Benchmark V4-Flash Max V4-Pro Max Opus 4.6 Max Gemini-3.1-Pro High
MRCR 1M (MMR) 78.7% 83.5% 92.9% 76.3%
CorpusQA 1M (ACC) 60.5% 62.0% 71.7% 53.8%

Analysis:

  • V4-Pro beats Gemini-3.1-Pro on CorpusQA 1M (62.0% vs 53.8%)
  • Claude Opus 4.6 leads MRCR 1M (92.9% vs 83.5%) — likely due to Claude's architecture optimizations for document retrieval
  • Both V4 models comfortably exceed Gemini on CorpusQA, making them strong for RAG workloads

Agentic Task Benchmarks

Benchmark V4-Flash Max V4-Pro Max Opus 4.6 Max GPT-5.4 xHigh Gemini-3.1-Pro High
Terminal Bench 2.0 (Acc) 56.9% 67.9% 65.4% 75.1% 68.5%
SWE-bench Verified (Resolved) 79.0% 80.6% 80.8% N/A 80.6%
SWE-bench Pro (Resolved) 52.6% 55.4% 57.3% 57.7% 54.2%
BrowseComp (Pass@1) 73.2% 83.4% 83.7% 82.7% 85.9%
MCPAtlas Public (Pass@1) 69.0% 73.6% 73.8% 67.2% 69.2%
Toolathlon (Pass@1) 47.8% 51.8% 47.2% 54.6% 48.8%

Standout results:

  • SWE-bench Verified: V4-Pro (80.6%) ties Gemini-3.1-Pro (80.6%) and nearly matches Opus 4.6 (80.8%) — remarkable for an open model
  • MCPAtlas: V4-Pro (73.6%) nearly matches Opus 4.6 (73.8%), the category leader
  • Terminal Bench 2.0: GPT-5.4 leads (75.1%), with V4-Pro behind at 67.9%

Base Model Benchmarks

The V4-Pro-Base (pre-trained, pre-instruction-tuning) results show impressive raw capability:

Benchmark DS-V3.2-Base V4-Flash-Base V4-Pro-Base
MMLU (EM) 87.8% 88.7% 90.1%
MMLU-Redux (EM) 87.5% 89.4% 90.8%
GSM8K (EM) 91.1% 90.8% 92.6%
HumanEval (Pass@1) 62.8% 69.5% 76.8%
LongBench-V2 (EM) 40.2% 44.7% 51.5%

V4-Pro-Base consistently outperforms both V3.2-Base and V4-Flash-Base across all categories.


Summary: Where DeepSeek V4 Leads vs. Lags

V4-Pro-Max leads the field on:

  • Codeforces competitive programming (rating 3206)
  • LiveCodeBench (93.5%)
  • Apex Shortlist reasoning (90.2%)
  • SimpleQA factual recall (57.9%) vs. most non-Gemini models

V4-Pro-Max trails the field on:

  • GPQA Diamond (Gemini leads at 94.3%)
  • HLE hardest reasoning (Gemini leads at 44.4%)
  • MRCR 1M long context (Opus 4.6 leads at 92.9%)
  • Terminal Bench 2.0 agentic tasks (GPT-5.4 leads at 75.1%)

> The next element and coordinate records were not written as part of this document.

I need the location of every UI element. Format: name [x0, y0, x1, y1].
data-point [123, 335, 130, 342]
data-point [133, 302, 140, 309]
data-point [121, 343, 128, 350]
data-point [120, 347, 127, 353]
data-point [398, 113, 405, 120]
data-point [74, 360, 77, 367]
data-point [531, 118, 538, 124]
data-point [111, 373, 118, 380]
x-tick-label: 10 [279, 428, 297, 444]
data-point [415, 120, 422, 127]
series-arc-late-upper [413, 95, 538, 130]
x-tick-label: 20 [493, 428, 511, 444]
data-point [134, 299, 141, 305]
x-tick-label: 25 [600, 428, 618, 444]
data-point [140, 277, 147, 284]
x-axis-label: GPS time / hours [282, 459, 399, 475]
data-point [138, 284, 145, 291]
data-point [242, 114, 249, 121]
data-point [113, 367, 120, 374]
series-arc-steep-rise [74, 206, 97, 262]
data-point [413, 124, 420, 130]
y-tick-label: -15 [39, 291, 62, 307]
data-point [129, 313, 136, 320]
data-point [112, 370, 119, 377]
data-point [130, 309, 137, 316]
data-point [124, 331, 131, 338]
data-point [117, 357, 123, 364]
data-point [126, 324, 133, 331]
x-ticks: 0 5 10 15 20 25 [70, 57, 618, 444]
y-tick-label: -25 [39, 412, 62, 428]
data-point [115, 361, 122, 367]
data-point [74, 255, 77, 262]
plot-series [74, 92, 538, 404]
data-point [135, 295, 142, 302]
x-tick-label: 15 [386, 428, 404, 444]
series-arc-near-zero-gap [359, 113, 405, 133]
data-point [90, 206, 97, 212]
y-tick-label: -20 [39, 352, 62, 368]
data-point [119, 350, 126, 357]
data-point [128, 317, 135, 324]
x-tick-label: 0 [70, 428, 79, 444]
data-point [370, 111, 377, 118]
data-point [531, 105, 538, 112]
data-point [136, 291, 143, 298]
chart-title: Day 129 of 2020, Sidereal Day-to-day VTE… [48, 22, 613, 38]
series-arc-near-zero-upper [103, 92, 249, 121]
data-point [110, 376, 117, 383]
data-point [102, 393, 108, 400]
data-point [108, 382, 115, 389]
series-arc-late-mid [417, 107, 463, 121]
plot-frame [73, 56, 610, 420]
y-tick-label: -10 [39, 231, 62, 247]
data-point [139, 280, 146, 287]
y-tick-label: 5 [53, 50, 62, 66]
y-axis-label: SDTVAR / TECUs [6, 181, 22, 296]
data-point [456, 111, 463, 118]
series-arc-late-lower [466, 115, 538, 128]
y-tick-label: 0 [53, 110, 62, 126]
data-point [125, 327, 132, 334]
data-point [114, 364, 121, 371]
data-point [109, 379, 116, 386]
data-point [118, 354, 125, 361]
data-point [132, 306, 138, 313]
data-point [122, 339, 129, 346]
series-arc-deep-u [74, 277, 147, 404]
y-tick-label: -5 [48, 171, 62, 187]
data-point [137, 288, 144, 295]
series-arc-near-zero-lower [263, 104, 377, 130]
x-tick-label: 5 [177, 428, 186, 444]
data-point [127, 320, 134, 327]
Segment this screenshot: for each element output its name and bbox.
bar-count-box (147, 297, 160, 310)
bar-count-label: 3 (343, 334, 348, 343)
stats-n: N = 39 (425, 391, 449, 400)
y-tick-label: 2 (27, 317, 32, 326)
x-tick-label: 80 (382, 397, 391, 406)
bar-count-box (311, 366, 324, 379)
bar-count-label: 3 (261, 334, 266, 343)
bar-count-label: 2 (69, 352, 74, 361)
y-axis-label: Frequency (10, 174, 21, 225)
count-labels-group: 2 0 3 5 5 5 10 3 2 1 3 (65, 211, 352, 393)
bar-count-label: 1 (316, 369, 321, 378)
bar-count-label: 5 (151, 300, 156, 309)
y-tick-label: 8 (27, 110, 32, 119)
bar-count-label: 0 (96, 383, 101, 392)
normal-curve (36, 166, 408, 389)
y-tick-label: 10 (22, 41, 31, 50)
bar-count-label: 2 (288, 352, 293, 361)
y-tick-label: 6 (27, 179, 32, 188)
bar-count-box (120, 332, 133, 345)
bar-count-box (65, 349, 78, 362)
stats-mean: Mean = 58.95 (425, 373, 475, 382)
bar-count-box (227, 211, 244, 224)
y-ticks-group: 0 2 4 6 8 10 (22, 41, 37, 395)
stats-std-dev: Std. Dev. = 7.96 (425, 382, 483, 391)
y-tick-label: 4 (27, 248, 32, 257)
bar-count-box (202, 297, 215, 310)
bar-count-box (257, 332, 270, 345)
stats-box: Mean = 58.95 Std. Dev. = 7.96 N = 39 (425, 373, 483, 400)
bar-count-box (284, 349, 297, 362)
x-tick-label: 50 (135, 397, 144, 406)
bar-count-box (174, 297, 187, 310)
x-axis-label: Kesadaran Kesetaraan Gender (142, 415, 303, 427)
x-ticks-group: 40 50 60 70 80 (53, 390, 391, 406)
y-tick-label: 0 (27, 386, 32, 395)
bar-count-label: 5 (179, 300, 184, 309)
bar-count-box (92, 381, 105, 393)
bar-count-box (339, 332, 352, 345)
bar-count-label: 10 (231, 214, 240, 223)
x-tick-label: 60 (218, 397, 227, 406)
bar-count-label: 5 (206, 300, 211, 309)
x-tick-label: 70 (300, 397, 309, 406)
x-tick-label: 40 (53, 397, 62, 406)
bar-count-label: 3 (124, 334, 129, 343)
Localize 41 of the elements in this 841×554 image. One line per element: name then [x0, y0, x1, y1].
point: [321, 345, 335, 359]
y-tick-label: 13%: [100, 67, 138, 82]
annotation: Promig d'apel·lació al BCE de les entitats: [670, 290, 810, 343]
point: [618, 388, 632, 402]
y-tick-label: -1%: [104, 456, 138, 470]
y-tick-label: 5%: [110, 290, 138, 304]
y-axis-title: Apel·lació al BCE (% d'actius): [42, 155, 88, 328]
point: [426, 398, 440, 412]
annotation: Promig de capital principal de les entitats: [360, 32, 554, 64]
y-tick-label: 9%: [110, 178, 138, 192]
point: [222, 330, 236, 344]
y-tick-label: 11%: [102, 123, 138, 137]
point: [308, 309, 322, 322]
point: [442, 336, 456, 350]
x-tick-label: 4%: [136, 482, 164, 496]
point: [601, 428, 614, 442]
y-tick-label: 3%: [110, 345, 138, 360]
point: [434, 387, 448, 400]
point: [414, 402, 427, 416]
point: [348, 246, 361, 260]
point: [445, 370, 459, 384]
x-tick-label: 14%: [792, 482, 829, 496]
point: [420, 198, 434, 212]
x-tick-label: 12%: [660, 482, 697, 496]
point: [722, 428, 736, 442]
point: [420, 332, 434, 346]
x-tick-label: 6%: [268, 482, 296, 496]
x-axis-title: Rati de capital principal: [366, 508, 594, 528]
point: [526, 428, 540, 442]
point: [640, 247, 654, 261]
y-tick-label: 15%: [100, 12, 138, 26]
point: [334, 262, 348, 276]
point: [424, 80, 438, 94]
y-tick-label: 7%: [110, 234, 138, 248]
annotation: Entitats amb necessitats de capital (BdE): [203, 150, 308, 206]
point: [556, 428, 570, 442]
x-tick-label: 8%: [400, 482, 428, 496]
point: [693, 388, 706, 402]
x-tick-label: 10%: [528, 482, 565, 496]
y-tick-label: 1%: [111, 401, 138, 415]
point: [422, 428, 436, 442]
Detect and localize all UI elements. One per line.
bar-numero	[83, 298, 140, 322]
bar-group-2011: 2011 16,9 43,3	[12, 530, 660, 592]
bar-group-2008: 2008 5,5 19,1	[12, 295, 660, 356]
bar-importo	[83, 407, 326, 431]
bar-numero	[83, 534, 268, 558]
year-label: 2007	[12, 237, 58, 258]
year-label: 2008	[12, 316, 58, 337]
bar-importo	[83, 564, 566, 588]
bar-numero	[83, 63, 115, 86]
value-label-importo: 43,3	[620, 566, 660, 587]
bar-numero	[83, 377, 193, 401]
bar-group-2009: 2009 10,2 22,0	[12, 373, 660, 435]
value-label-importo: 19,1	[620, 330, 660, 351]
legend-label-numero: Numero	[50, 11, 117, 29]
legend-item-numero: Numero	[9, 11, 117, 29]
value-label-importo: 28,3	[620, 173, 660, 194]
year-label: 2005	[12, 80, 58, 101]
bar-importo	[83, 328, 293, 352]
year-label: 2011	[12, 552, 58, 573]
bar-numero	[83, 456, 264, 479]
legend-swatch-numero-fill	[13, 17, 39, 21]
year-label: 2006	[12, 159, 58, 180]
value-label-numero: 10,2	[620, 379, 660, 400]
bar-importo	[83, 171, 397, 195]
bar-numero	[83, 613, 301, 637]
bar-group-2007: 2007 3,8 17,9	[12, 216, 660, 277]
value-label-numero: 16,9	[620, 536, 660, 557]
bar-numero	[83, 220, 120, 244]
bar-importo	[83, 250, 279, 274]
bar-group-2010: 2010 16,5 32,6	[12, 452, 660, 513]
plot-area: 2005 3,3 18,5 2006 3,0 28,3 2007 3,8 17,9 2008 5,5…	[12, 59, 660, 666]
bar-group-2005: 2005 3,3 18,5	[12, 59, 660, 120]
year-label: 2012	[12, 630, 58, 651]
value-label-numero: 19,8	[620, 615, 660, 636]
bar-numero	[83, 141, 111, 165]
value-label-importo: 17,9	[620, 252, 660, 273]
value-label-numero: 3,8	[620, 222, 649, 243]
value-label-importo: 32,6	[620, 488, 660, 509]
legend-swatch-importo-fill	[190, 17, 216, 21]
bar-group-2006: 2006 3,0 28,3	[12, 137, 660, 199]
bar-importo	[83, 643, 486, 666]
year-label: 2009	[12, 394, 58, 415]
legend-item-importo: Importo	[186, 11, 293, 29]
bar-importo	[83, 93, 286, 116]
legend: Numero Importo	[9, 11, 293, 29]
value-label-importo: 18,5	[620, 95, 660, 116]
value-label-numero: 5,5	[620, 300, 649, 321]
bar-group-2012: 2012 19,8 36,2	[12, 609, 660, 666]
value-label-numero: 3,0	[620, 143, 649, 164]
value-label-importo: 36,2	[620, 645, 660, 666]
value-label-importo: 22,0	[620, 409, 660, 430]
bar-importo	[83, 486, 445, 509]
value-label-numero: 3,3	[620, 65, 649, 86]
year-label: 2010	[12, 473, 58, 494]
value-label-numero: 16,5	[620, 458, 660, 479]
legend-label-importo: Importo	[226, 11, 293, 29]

For AI-native platforms and tools like Framia.pro where coding, agentic tasks, and long-context comprehension are core use cases, DeepSeek V4-Pro's benchmark profile makes it one of the most compelling choices available in 2026.


Conclusion

DeepSeek V4-Pro is the best open-weight model across almost every benchmark category, and it competes meaningfully with every closed-source frontier model. Its most exceptional performance is in competitive coding, where it outperforms all other models tested. It trails slightly on the very hardest scientific reasoning and long-document retrieval tasks, but the gaps are narrowing.